<p>您可以使用多线程执行多个类似的并行请求:</p>
<pre><code>import Queue
import threading
import time
import requests
exit_flag = 0
class RequestThread(threading.Thread):
def __init__(self, thread_id, name, q):
threading.Thread.__init__(self)
self.thread_id = thread_id
self.name = name
self.q = q
def run(self):
print("Starting {0:s}".format(self.name))
process_data(self.name, self.q)
print("Exiting {0:s}".format(self.name))
def process_data(thread_name, q):
while not exit_flag:
queue_lock.acquire()
if not qork_queue.empty():
data = q.get()
queue_lock.release()
print("{0:s} processing {1:s}".format(thread_name, data))

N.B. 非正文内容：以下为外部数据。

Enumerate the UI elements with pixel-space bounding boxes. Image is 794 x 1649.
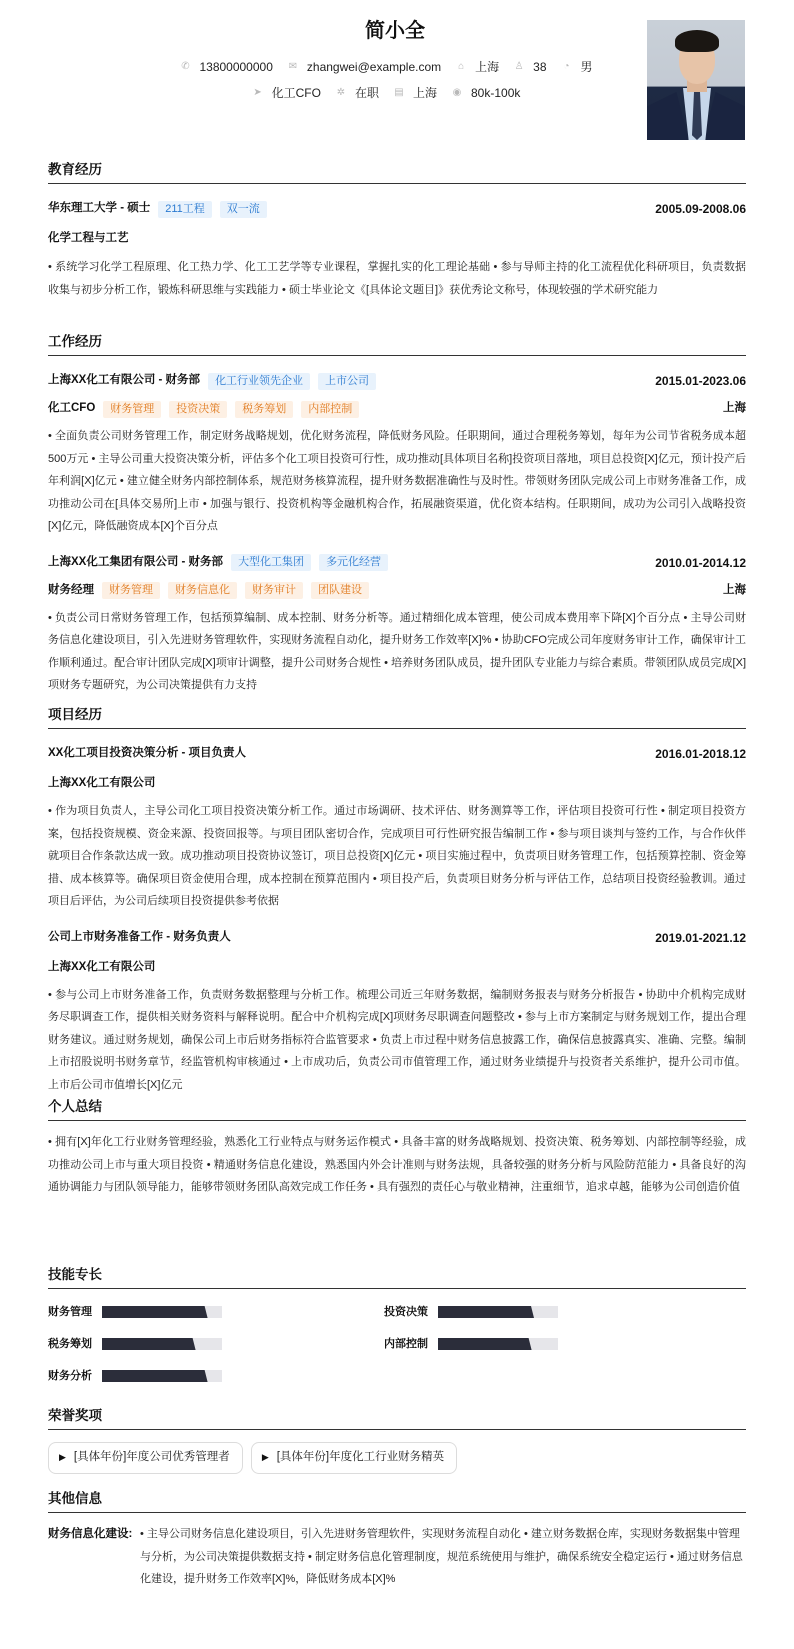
skill-bar-fill xyxy=(438,1306,534,1318)
candidate-name: 简小全 xyxy=(365,20,425,42)
salary: 80k-100k xyxy=(471,86,521,100)
section-education xyxy=(48,160,746,301)
target-position xyxy=(252,84,321,102)
other-info-item xyxy=(48,1523,746,1591)
award-label: [具体年份]年度化工行业财务精英 xyxy=(276,1451,445,1464)
gender: 男 xyxy=(580,60,593,74)
work-date: 2015.01-2023.06 xyxy=(655,374,746,388)
skill-tag: 财务审计 xyxy=(245,582,303,599)
education-date: 2005.09-2008.06 xyxy=(655,202,746,216)
work-company-row xyxy=(48,552,746,574)
building-icon: ▤ xyxy=(394,87,404,98)
skill-label: 财务分析 xyxy=(48,1369,92,1382)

response = requests.get(data)
print(response)
else:
queue_lock.release()
time.sleep(1)
thread_list = ["Thread-1", "Thread-2", "Thread-3"]
request_list = [
"https://api.github.com/events",
"http://api.plos.org/search?q=title:THREAD",
"http://api.plos.org/search?q=title:DNA",
"http://api.plos.org/search?q=title:PYTHON",
"http://api.plos.org/search?q=title:JAVA"
]
queue_lock = threading.Lock()
qork_queue = Queue.Queue(10)
threads = []
thread_id = 1
# Create new threads
for t_name in thread_list:
thread = RequestThread(thread_id, t_name, qork_queue)
thread.start()
threads.append(thread)
thread_id += 1
# Fill the queue
queue_lock.acquire()
for word in request_list:
qork_queue.put(word)
queue_lock.release()
# Wait for queue to empty
while not qork_queue.empty():
pass
# Notify threads it's time to exit
exit_flag = 1
# Wait for all threads to complete
for t in threads:
t.join()
print("Exiting Main Thread")
</code></pre>
<p>输出:</p>
^{pr2}$
<p>尽管我不是多线程专家,但还是有一点解释:</p>
<p><strong>1.排队</strong></p>
<p><a href="https://docs.python.org/2/library/queue.html" rel="nofollow noreferrer">Queue</a>模块允许您创建一个新的队列对象,该对象可以保存特定数量的项目。有以下方法可以控制队列:</p>
<ul>
<li><strong>get()</strong>−从队列中删除并返回项目。在</li>
<li><strong>put()</strong>−将项目添加到队列。
qsize()−返回当前在队列中的项目数。在</li>
<li><strong>empty()</strong>−如果队列为空,则返回True;否则返回False。在</li>
<li><strong>full()</strong>−如果队列已满,则返回True;否则返回False。在</li>
</ul>
<p>根据我对多线程处理的一点经验,这对于控制仍要处理的数据非常有用。我有这样的情况,线程在做同样的事情,或者除了一个线程都退出了。这有助于我控制要处理的共享数据。在</p>
<p><strong>2.锁定</strong></p>
<p>Python提供的线程模块包含一个易于实现的<a href="https://docs.python.org/2/library/threading.html#lock-objects" rel="nofollow noreferrer">locking mechanism</a>,它允许您同步线程。通过调用<code>Lock()</code>方法创建一个新锁,该方法返回新锁。在</p>
<blockquote>
<p>A primitive lock is in one of two states, “locked” or “unlocked”. It
is created in the unlocked state. It has two basic methods, acquire()
and release(). When the state is unlocked, acquire() changes the state
to locked and returns immediately. When the state is locked, acquire()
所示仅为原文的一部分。